Bob McCann might be the CARA member with the sweetest job yet! As a chocolate manufacturer Bob and his fellow runners indulge in his company's dark chocolate from time to time. He took up running in college after being a football player in high school. Bob took a break from running, but reprised his love of the sport in his 40's and began running marathons.

1) What first inspired you to want to run a marathon? How capable did you feel you were of running a marathon?

A friend I met at my health club back in 2002 convinced me to run 10 miles with the Alpine Runners of Lake Zurich on New Year’s Day. I had not run any distance close to that since college. I did it and fell in love with long distance running and the folks in the group. It was good therapy, since I was going through a divorce at the time. Peer pressure got me into the Chicago Marathon, with this group, if you don’t run marathons, you are in the minority! The club and CARA provided the pace groups, the leadership and advice to get me ready for my first 26.2! I was nervous but folks in the group gave me the confidence to complete my first Marathon in 4 hours and 10 minutes. I was hooked. Ten years later I qualified for Boston. Life is good!

2) How did marathon training change your outlook on life?

I felt, if I can complete a Marathon, I can do anything! Training provided me an outlet, therapy. I looked forward each week to running with my group, meeting new people, the comradery, I loved it all! I have always believed training for Marathons has kept me sane through divorce, job changes and all of life’s challenges. I cherish the journey, and the training as much as I love the race! My philosophy now is, “I don’t run to add days to my life, I run to add life to my days!”

3) What is your go to running song and why?

When I struggle in Marathons, I think of the song from the Star is Born Soundtrack, “With one more look at you/Watch Closely Now,” this is a line in the song that I repeated in my first Marathons and I use it now when I am ready to slow down, “Higher and harder and faster and farther / Than I've ever gone”

4) Why did you choose to participate in the program again and what are you most looking forward to?

I love the people and the courses we run each Saturday. I look forward to the long runs, running with my group in shorts (because it's warm)! All year long I can’t wait for the weather to improve! I will be out every Saturday morning, might as well contribute!

5) What marathon are you running in the fall? What are your expectations for it, and how will training with CARA help you meet those expectations?

I plan to run in Milwaukee, the Lakefront marathon. The mileage schedule from CARA helps keep my training on track. I hope to break 3:40 and once again qualify for Boston.

6) What most surprised you during this marathon journey?

How much I enjoy running 20+ miles! For my first marathon I dreaded the 20 mile training run, struggled through it. Many years later and 30 pounds lighter, I look forward to the 20 mile run. I prepare all week for my Saturday long run and although I'm sore afterwards, I am not in the debilitated state I was years ago after completing a 20 mile training run.

7) During the training process there comes a point where every runner hits a wall.

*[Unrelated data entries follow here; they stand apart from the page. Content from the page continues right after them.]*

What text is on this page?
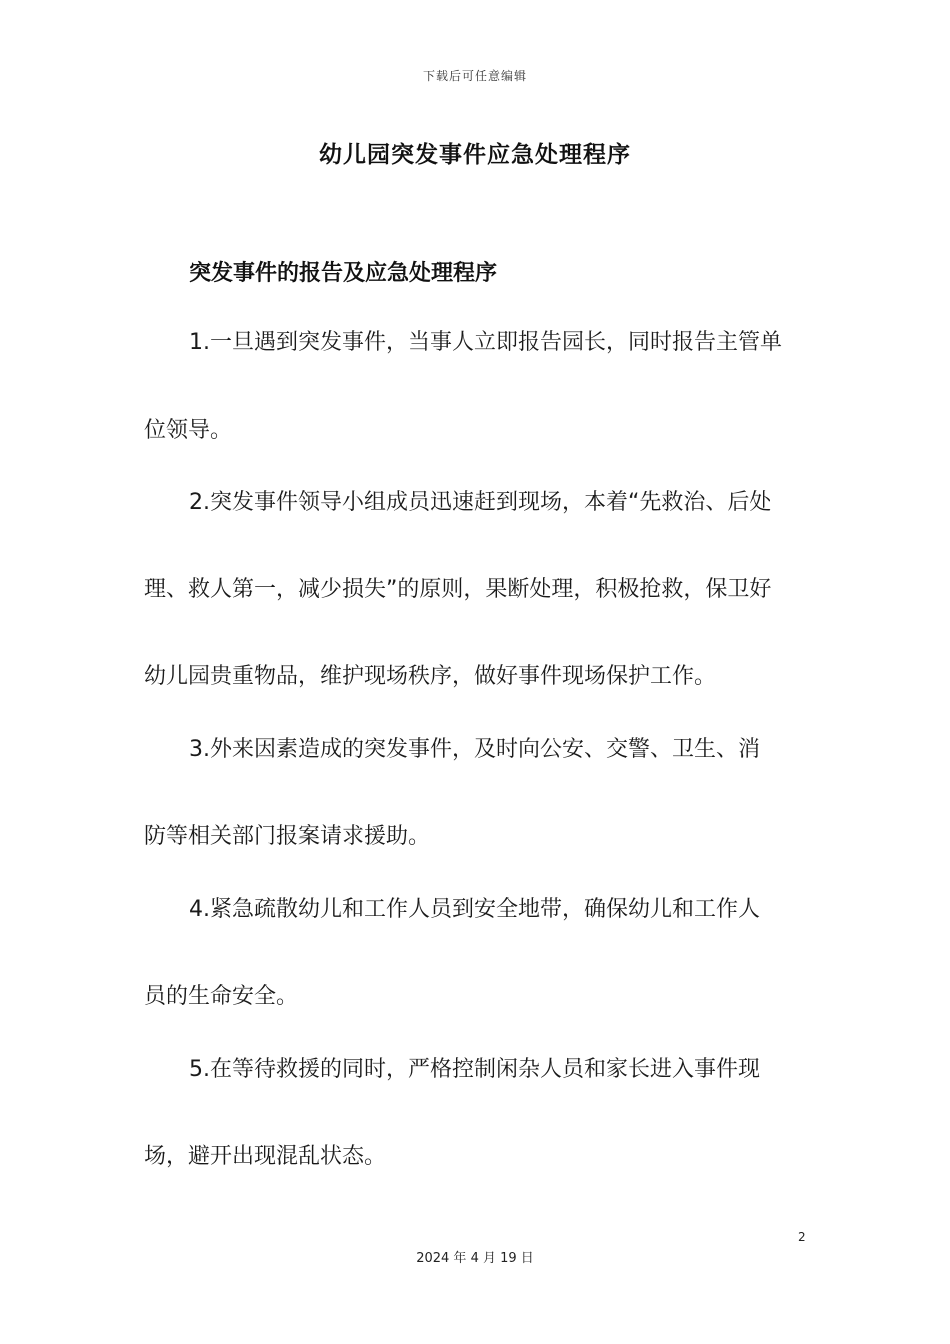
下载后可任意编辑
幼儿园突发事件应急处理程序
突发事件的报告及应急处理程序
1.一旦遇到突发事件，当事人立即报告园长，同时报告主管单
位领导。
2.突发事件领导小组成员迅速赶到现场，本着“先救治、后处
理、救人第一，减少损失”的原则，果断处理，积极抢救，保卫好
幼儿园贵重物品，维护现场秩序，做好事件现场保护工作。
3.外来因素造成的突发事件，及时向公安、交警、卫生、消
防等相关部门报案请求援助。
4.紧急疏散幼儿和工作人员到安全地带，确保幼儿和工作人
员的生命安全。
5.在等待救援的同时，严格控制闲杂人员和家长进入事件现
场，避开出现混乱状态。
2
2024 年 4 月 19 日
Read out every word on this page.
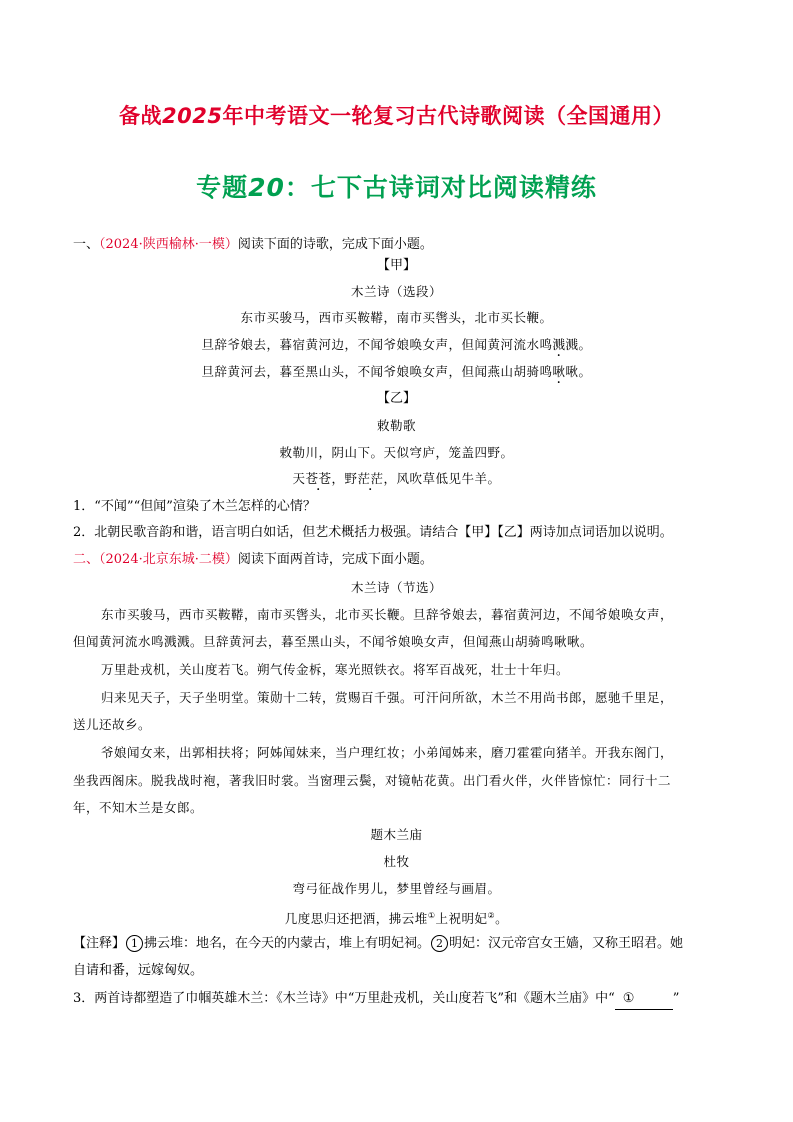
备战2025年中考语文一轮复习古代诗歌阅读（全国通用）
专题20：七下古诗词对比阅读精练
一、（2024·陕西榆林·一模）阅读下面的诗歌，完成下面小题。
【甲】
木兰诗（选段）
东市买骏马，西市买鞍鞯，南市买辔头，北市买长鞭。
旦辞爷娘去，暮宿黄河边，不闻爷娘唤女声，但闻黄河流水鸣溅溅。
旦辞黄河去，暮至黑山头，不闻爷娘唤女声，但闻燕山胡骑鸣啾啾。
【乙】
敕勒歌
敕勒川，阴山下。天似穹庐，笼盖四野。
天苍苍，野茫茫，风吹草低见牛羊。
1．“不闻”“但闻”渲染了木兰怎样的心情？
2．北朝民歌音韵和谐，语言明白如话，但艺术概括力极强。请结合【甲】【乙】两诗加点词语加以说明。
二、（2024·北京东城·二模）阅读下面两首诗，完成下面小题。
木兰诗（节选）
东市买骏马，西市买鞍鞯，南市买辔头，北市买长鞭。旦辞爷娘去，暮宿黄河边，不闻爷娘唤女声，
但闻黄河流水鸣溅溅。旦辞黄河去，暮至黑山头，不闻爷娘唤女声，但闻燕山胡骑鸣啾啾。
万里赴戎机，关山度若飞。朔气传金柝，寒光照铁衣。将军百战死，壮士十年归。
归来见天子，天子坐明堂。策勋十二转，赏赐百千强。可汗问所欲，木兰不用尚书郎，愿驰千里足，
送儿还故乡。
爷娘闻女来，出郭相扶将；阿姊闻妹来，当户理红妆；小弟闻姊来，磨刀霍霍向猪羊。开我东阁门，
坐我西阁床。脱我战时袍，著我旧时裳。当窗理云鬓，对镜帖花黄。出门看火伴，火伴皆惊忙：同行十二
年，不知木兰是女郎。
题木兰庙
杜牧
弯弓征战作男儿，梦里曾经与画眉。
几度思归还把酒，拂云堆①上祝明妃②。
【注释】 1 拂云堆：地名，在今天的内蒙古，堆上有明妃祠。 2 明妃：汉元帝宫女王嫱，又称王昭君。她
自请和番，远嫁匈奴。
3．两首诗都塑造了巾帼英雄木兰：《木兰诗》中“万里赴戎机，关山度若飞”和《题木兰庙》中“ ①	”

How did you keep yourself going? What did you tell yourself?

I keep repeating, I can’t quit. Quitting is months of regret, self-doubt and second guessing. So I keep going, breathe and focus on breathing. My mantra now is, “how bad do you want this?”

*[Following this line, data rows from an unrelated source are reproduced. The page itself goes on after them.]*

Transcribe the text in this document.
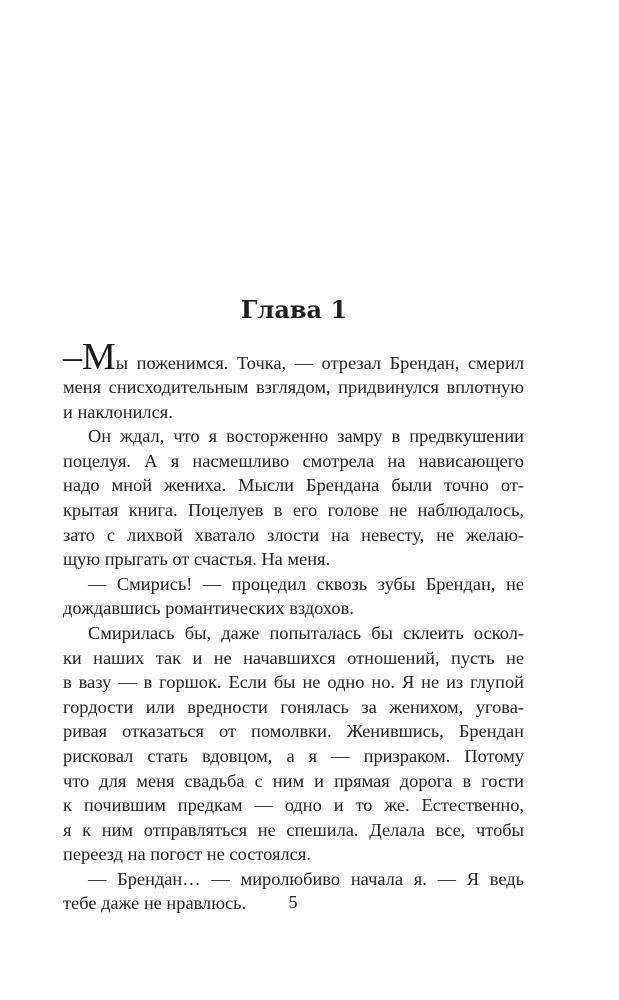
Глава 1
–Мы поженимся. Точка, — отрезал Брендан, смерил
меня снисходительным взглядом, придвинулся вплотную
и наклонился.
Он ждал, что я восторженно замру в предвкушении
поцелуя. А я насмешливо смотрела на нависающего
надо мной жениха. Мысли Брендана были точно от-
крытая книга. Поцелуев в его голове не наблюдалось,
зато с лихвой хватало злости на невесту, не желаю-
щую прыгать от счастья. На меня.
— Смирись! — процедил сквозь зубы Брендан, не
дождавшись романтических вздохов.
Смирилась бы, даже попыталась бы склеить оскол-
ки наших так и не начавшихся отношений, пусть не
в вазу — в горшок. Если бы не одно но. Я не из глупой
гордости или вредности гонялась за женихом, угова-
ривая отказаться от помолвки. Женившись, Брендан
рисковал стать вдовцом, а я — призраком. Потому
что для меня свадьба с ним и прямая дорога в гости
к почившим предкам — одно и то же. Естественно,
я к ним отправляться не спешила. Делала все, чтобы
переезд на погост не состоялся.
— Брендан… — миролюбиво начала я. — Я ведь
тебе даже не нравлюсь.	5
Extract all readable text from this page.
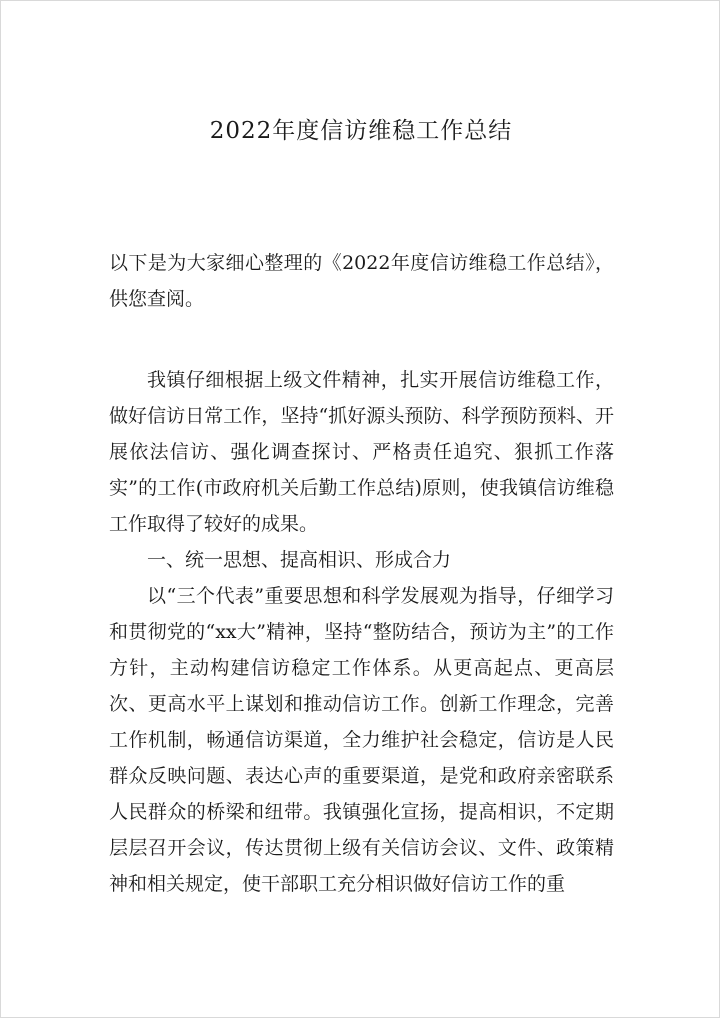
2022年度信访维稳工作总结

以下是为大家细心整理的《2022年度信访维稳工作总结》，供您查阅。

我镇仔细根据上级文件精神，扎实开展信访维稳工作，做好信访日常工作，坚持“抓好源头预防、科学预防预料、开展依法信访、强化调查探讨、严格责任追究、狠抓工作落实”的工作(市政府机关后勤工作总结)原则，使我镇信访维稳工作取得了较好的成果。

一、统一思想、提高相识、形成合力

以“三个代表”重要思想和科学发展观为指导，仔细学习和贯彻党的“xx大”精神，坚持“整防结合，预访为主”的工作方针，主动构建信访稳定工作体系。从更高起点、更高层次、更高水平上谋划和推动信访工作。创新工作理念，完善工作机制，畅通信访渠道，全力维护社会稳定，信访是人民群众反映问题、表达心声的重要渠道，是党和政府亲密联系人民群众的桥梁和纽带。我镇强化宣扬，提高相识，不定期层层召开会议，传达贯彻上级有关信访会议、文件、政策精神和相关规定，使干部职工充分相识做好信访工作的重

8) How did marathon training enhance the already amazing Chicago summer experience?

Gets me outside when I might just stay in on the couch! I now bike and walk whenever possible. My wife and I walk to the stores close to our home rather than get in the car.

9) What was the hardest thing for you to overcome during training or running the marathon? Time commitment? Doubt?

Cramps! I had to figure out why I kept getting calf cramps during the final miles of the marathon. Losing weight and eating better cured me! Another one is in the spring, the biggest challenge is the weather, and getting enough 20 mile runs in during the winter months. The challenge for me was how to dress for winter running; finding the right gloves, hats, socks, etc. for the mornings when it is 8 degrees.

10) If there was someone sitting on the couch right now, thinking about doing what you did, what advice would you give them?

I did my first marathon at 42, qualified for Boston at age 52, no matter your age, you can do it! Being physically fit provides you the energy to enjoy an active life! Get outside, take in the wonders of nature, the moon, the fields of green grass, the kids playing ball in the park! Get off the couch and live!